The origin of the water remains unknown, but readings by Tokyo Electric Power Company (Tepco) have shown very significant radiation dose rates near the pools in the lower levels of the turbine buildings. In unit 2 doses from the water’s surface are 1000 millisieverts per hour, in unit 3 this is 750 millisieverts per hour while unit 1 shows 60 millisieverts per hour.

Reconnection work to bring normal cooling systems and diesel generators back into operation requires access to these areas, on the first floor and basement of the turbine building. The necessity of this work forced Tepco to immediately begin pumping the water for storage in the hot wells of the condenser units higher up in the building. This is already happening at unit 1 while preparations are made to do the same at units 2 and 3.

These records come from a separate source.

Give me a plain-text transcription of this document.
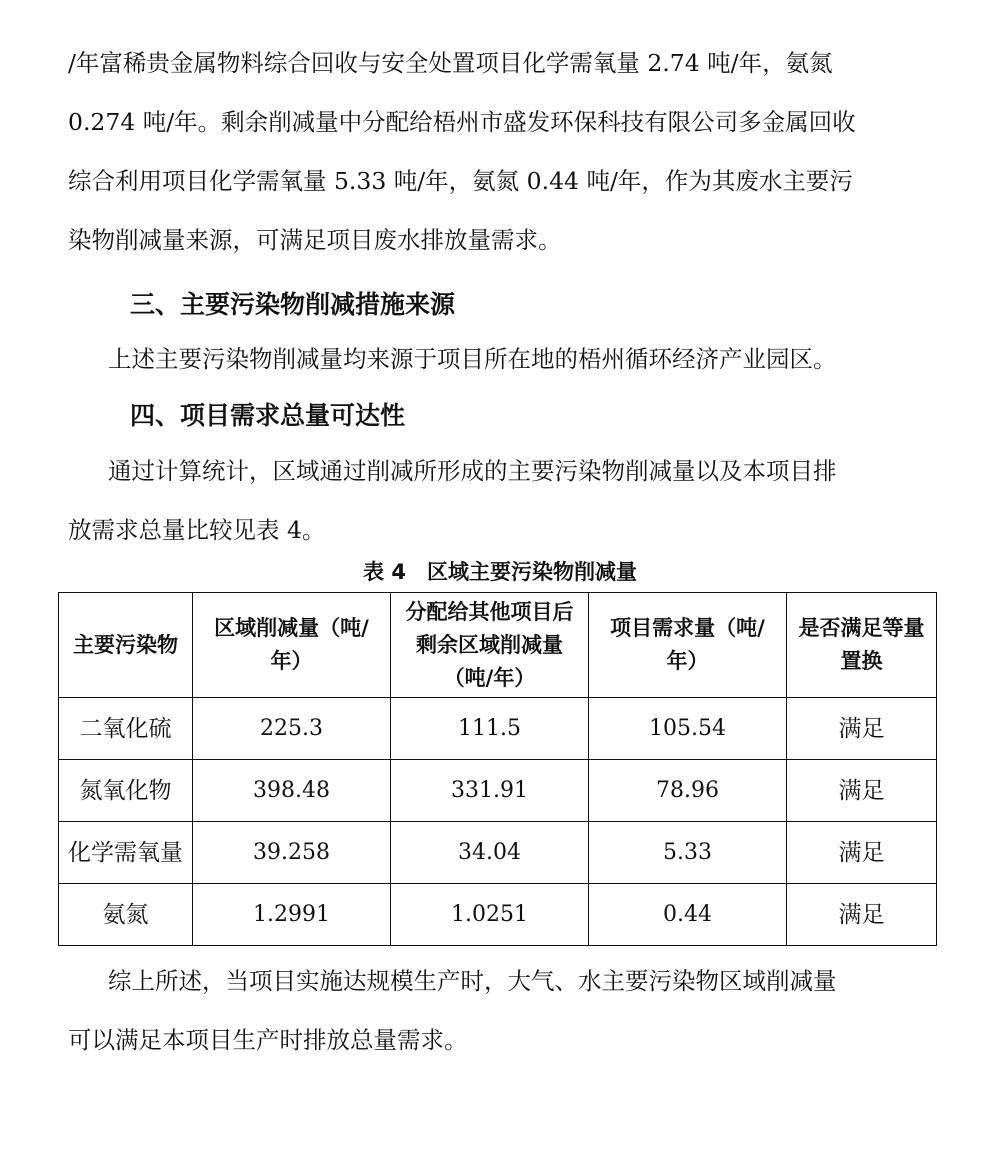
/年富稀贵金属物料综合回收与安全处置项目化学需氧量 2.74 吨/年，氨氮
0.274 吨/年。剩余削减量中分配给梧州市盛发环保科技有限公司多金属回收
综合利用项目化学需氧量 5.33 吨/年，氨氮 0.44 吨/年，作为其废水主要污
染物削减量来源，可满足项目废水排放量需求。

三、主要污染物削减措施来源

上述主要污染物削减量均来源于项目所在地的梧州循环经济产业园区。

四、项目需求总量可达性

通过计算统计，区域通过削减所形成的主要污染物削减量以及本项目排
放需求总量比较见表 4。

表 4　区域主要污染物削减量

主要污染物	区域削减量（吨/年）	分配给其他项目后剩余区域削减量（吨/年）	项目需求量（吨/年）	是否满足等量置换
二氧化硫	225.3	111.5	105.54	满足
氮氧化物	398.48	331.91	78.96	满足
化学需氧量	39.258	34.04	5.33	满足
氨氮	1.2991	1.0251	0.44	满足

综上所述，当项目实施达规模生产时，大气、水主要污染物区域削减量
可以满足本项目生产时排放总量需求。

 It was at unit 3 on 24 March that three workers were inadvertently exposed to radiation from the pools  …  The high doses from the water come from the rapid decay of radionuclides with short half lives. This leads officials to presume the water comes from the reactor system … pressures in the reactors have not dropped, indicating no large-scale pipe break. The primary containments of unit 1 and 3 are thought intact, although damage is suspected at unit 2.  

Media coverage of the pools has been complicated by a mistake in Tepco’s reporting which put the level of radioactivity in the water at ‘ten million times’ the normal level for reactor coolant. The company has retracted this, explaining that the level it reported for iodine-134 was actually for another radionuclide with a longer half-life and therefore a lower activity rate.